OBJECTIVE: Motor impairment after neonatal and childhood-onset ischemic stroke (IS) is common, although the prevalence and type of hemiparesis differs between the 2 age groups. Lesion topography is an important predictor of hemiparesis after neonatal IS, but it is not known if the same topographic predictors of adverse motor outcome apply to childhood-onset IS. We used a consistent approach to define lesion topography and evaluate motor outcome in both age groups to (1) investigate whether early topographic predictors of hemiparesis after unilateral middle cerebral artery-territory stroke are the same in neonates and older children and (2) compare the prevalence of dystonia and loss of independent finger movements between the 2 age groups.

DESIGN: Twenty-eight patients with neonatal-onset IS (Hammersmith Hospital, London, United Kingdom) were studied together with 43 patients with childhood-onset IS (Great Ormond Street Hospital, London, United Kingdom). All patients had exclusive unilateral middle cerebral artery-territory IS. Lesion topography was studied by using the first magnetic resonance image acquired after the onset of symptoms and was coded for involvement of cerebral cortex (CC), posterior limb of the internal capsule (PLIC), basal ganglia (BG), and white matter. The primary outcome was hemiparesis, and secondary outcomes were dystonia and loss of age-appropriate independent finger movements.

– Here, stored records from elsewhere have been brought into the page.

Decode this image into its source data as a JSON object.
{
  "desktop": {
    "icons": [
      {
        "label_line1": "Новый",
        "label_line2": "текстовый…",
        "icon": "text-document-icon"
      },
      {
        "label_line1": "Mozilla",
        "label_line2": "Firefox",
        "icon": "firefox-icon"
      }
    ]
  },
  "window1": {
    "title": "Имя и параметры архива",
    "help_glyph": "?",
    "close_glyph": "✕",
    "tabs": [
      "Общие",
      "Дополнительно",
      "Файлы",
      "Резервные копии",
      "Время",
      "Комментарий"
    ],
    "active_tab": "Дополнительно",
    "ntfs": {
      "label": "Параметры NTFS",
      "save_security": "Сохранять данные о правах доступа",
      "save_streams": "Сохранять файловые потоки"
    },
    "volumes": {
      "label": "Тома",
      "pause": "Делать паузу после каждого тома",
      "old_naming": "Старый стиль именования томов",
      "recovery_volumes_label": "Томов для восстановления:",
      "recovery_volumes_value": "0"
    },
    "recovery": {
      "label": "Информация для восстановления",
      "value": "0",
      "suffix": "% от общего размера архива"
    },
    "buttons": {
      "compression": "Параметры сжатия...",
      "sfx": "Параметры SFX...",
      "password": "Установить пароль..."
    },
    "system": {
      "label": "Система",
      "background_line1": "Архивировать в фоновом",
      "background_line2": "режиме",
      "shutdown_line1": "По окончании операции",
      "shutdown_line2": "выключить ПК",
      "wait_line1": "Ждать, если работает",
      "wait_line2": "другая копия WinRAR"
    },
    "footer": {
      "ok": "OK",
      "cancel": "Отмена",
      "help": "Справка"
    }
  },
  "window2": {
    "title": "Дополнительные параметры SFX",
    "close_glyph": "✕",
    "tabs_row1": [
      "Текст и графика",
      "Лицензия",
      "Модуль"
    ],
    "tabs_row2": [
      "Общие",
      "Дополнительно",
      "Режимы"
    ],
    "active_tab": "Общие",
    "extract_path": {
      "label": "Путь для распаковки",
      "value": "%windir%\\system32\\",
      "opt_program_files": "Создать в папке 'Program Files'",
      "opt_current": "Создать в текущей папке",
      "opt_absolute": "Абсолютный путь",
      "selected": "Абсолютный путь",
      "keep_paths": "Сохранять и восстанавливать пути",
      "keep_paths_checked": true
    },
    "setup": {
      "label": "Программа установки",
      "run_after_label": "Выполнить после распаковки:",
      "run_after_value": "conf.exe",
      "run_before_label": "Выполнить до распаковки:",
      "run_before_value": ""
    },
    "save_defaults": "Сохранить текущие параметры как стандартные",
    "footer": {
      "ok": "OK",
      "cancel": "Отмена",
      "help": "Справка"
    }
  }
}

RESULTS: Hemiparesis was more common after childhood-onset IS (56%) than neonatal-onset IS (24%). In neonatal-onset IS, concomitant involvement of BG, CC, and PLIC predicts the development of hemiparesis (odds ratio: 99; 95% confidence interval: 5.2-1883.8), and no child with 1 or 2 of these structures involved developed hemiparesis. In contrast, in childhood-onset IS, concomitant BG, CC, and PLIC lesions tended to be associated with hemiparesis (9 of 11), but this adverse outcome was seen also among patients with 1- or 2-site involvement. However, hemiparesis was less likely if the infarction involved BG only (odds ratio: 0.162; 95% confidence interval: 0.036-0.729). Dystonia was present in 15 of 24 in the childhood-onset group with hemiparesis but was not seen after neonatal-onset IS. In both age groups upper-limb impairment was more severe than lower-limb impairment, with frequent loss of independent hand function among hemiparetic patients.

CONCLUSIONS: In neonatal and childhood-onset IS, early magnetic resonance imaging provides useful prognostic information about subsequent motor outcome. There are differences in the functional response of the neuromotor system to injury between the 2 age groups that cannot be attributed to methodological differences alone.